# new ratty!! beautiful berkshire



## ratatat2 (Oct 27, 2014)

alright so i finally went and got Cas a friend! she's from a breeder, so she's super pretty  she's still in quarantine, sneezing a bit so she's going to the vet tomorrow. but she's so cuddly! i let her out of the cage and she zoomed straight up to my shoulder, didn't move until i gave her scratches. she's so sweet, and she's obsessed with ears!
i named her Lucifer (NO, i am not a satanist, she's named after the character from supernatural  ) Lucy for short.

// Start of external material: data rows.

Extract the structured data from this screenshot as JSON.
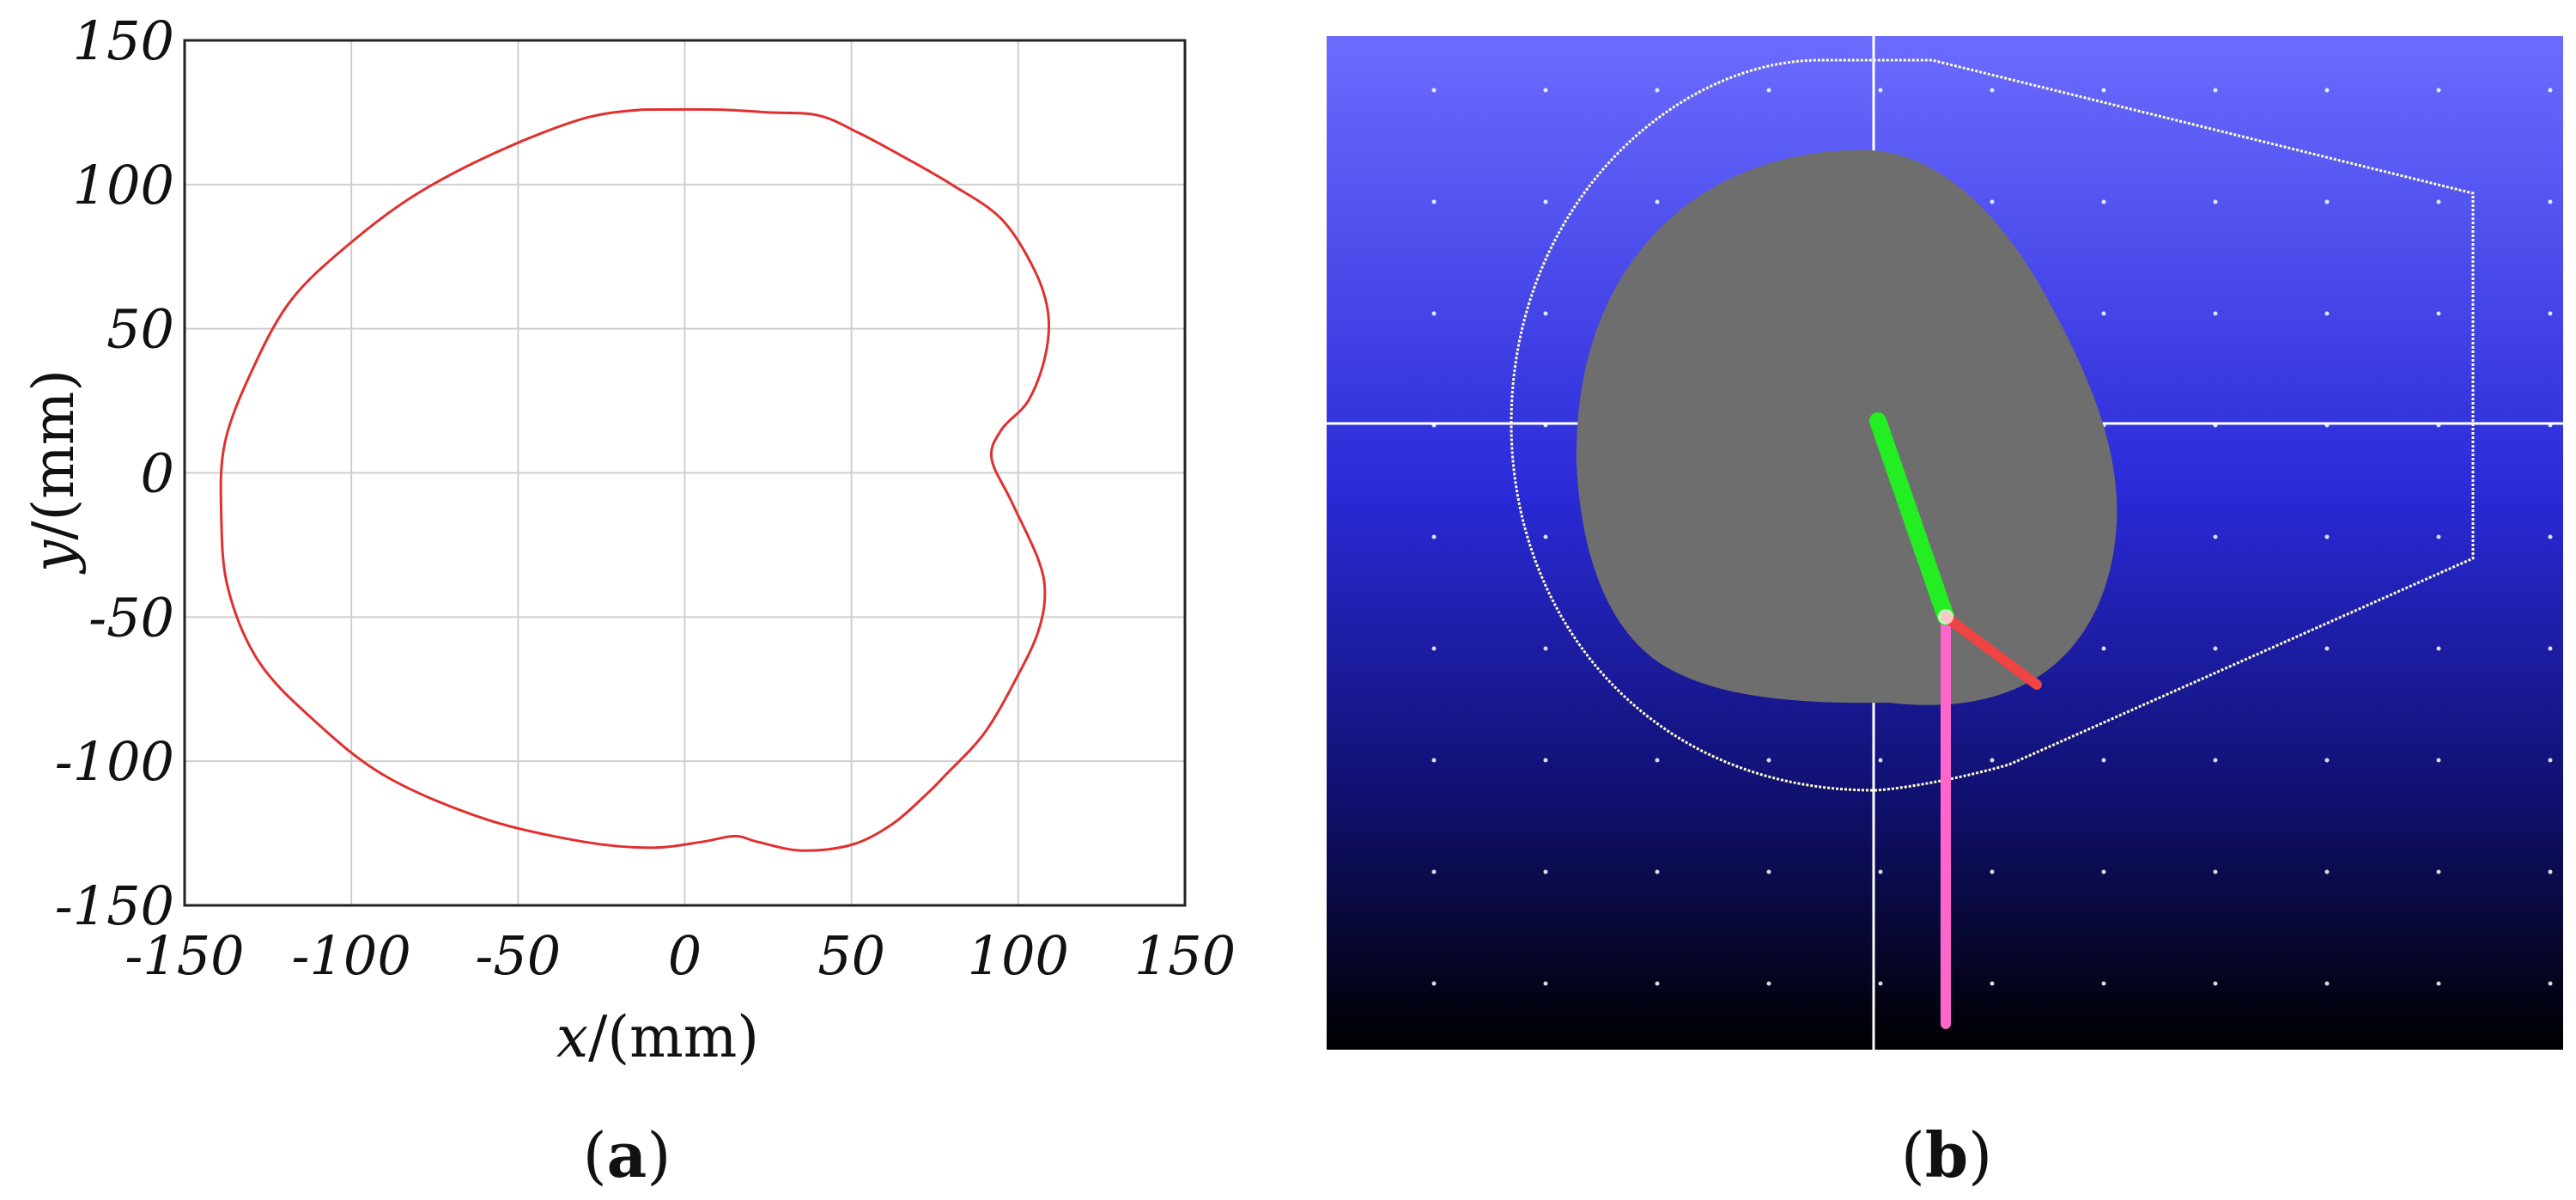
{
  "panel_labels": {
    "a": "a",
    "b": "b"
  },
  "chart_data": {
    "type": "line",
    "title": "",
    "xlabel_var": "x",
    "xlabel_unit": "/(mm)",
    "ylabel_var": "y",
    "ylabel_unit": "/(mm)",
    "xlim": [
      -150,
      150
    ],
    "ylim": [
      -150,
      150
    ],
    "x_ticks": [
      -150,
      -100,
      -50,
      0,
      50,
      100,
      150
    ],
    "y_ticks": [
      150,
      100,
      50,
      0,
      -50,
      -100,
      -150
    ],
    "grid": true,
    "line_color": "#e03030",
    "series": [
      {
        "x": [
          -13,
          -30,
          -55,
          -80,
          -100,
          -118,
          -130,
          -138,
          -139,
          -137,
          -128,
          -112,
          -90,
          -60,
          -30,
          -10,
          5,
          15,
          22,
          35,
          50,
          62,
          72,
          78,
          90,
          100,
          106,
          108,
          106,
          98,
          92,
          95,
          103,
          108,
          109,
          105,
          95,
          80,
          65,
          52,
          40,
          25,
          10,
          -13
        ],
        "y": [
          126,
          123,
          112,
          97,
          80,
          60,
          35,
          10,
          -15,
          -40,
          -65,
          -85,
          -105,
          -120,
          -128,
          -130,
          -128,
          -126,
          -128,
          -131,
          -129,
          -122,
          -112,
          -105,
          -90,
          -70,
          -55,
          -42,
          -30,
          -10,
          5,
          15,
          25,
          40,
          55,
          70,
          88,
          100,
          110,
          118,
          124,
          125,
          126,
          126
        ]
      }
    ]
  },
  "panel_b": {
    "description_colors": {
      "background_top": "#6666ff",
      "background_bottom": "#000000",
      "blob": "#6e6e6e",
      "link_green": "#22dd22",
      "link_red": "#ee4444",
      "link_pink": "#ff66cc",
      "boundary": "#ffffcc",
      "crosshair": "#ffffff"
    }
  }
}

and i've probably babbled on about Cas enough, but shes just so cute and sweet and aaagh just one more picture








i will probably be posting endless pictures when i get my camera sorted! lol i'm completely obsessed with ratties now


----------



## shayfoxx (Oct 13, 2014)

such a cute baby!!


----------



## Akarah (Sep 2, 2014)

Awe!!! Lucy and Cas are both super cute!!! 😊


----------



## gotchea (May 4, 2013)

I'm interested to see how introductions go. Both rats are adorable. Good luck.


----------



## Camelle (Feb 11, 2013)

I love supernatural!! I got both my parents into it! My mom watched it religiously now! Haha You and I are going to be good friends! My I presume cas is short for Castiel? Castiel and Lucifer are two of my favorite characters!


----------



## ratatat2 (Oct 27, 2014)

awh thanks everyone (lucy and cas are both flattered)  they will be introduced in a week or two, they're both so sweet and friendly so i hope it goes well! supernatural is amaaazing, hence why i named the ratties after my two fave angels! i do get some weird looks when i announce "these are my rats, Castiel and Lucifer"


----------



## Camelle (Feb 11, 2013)

ratatat2 said:


> awh thanks everyone (lucy and cas are both flattered)  they will be introduced in a week or two, they're both so sweet and friendly so i hope it goes well! supernatural is amaaazing, hence why i named the ratties after my two fave angels! i do get some weird looks when i announce "these are my rats, Castiel and Lucifer"


Haha I bet you did! My mom named our new girl puppy Lillith.


----------



## jlhummel (Oct 23, 2014)

Aww Cas and Lucifer. No Dean, or Crowley yet? Luci is very cute.

PS - Greetings fellow Supernatural Fan. LOL


----------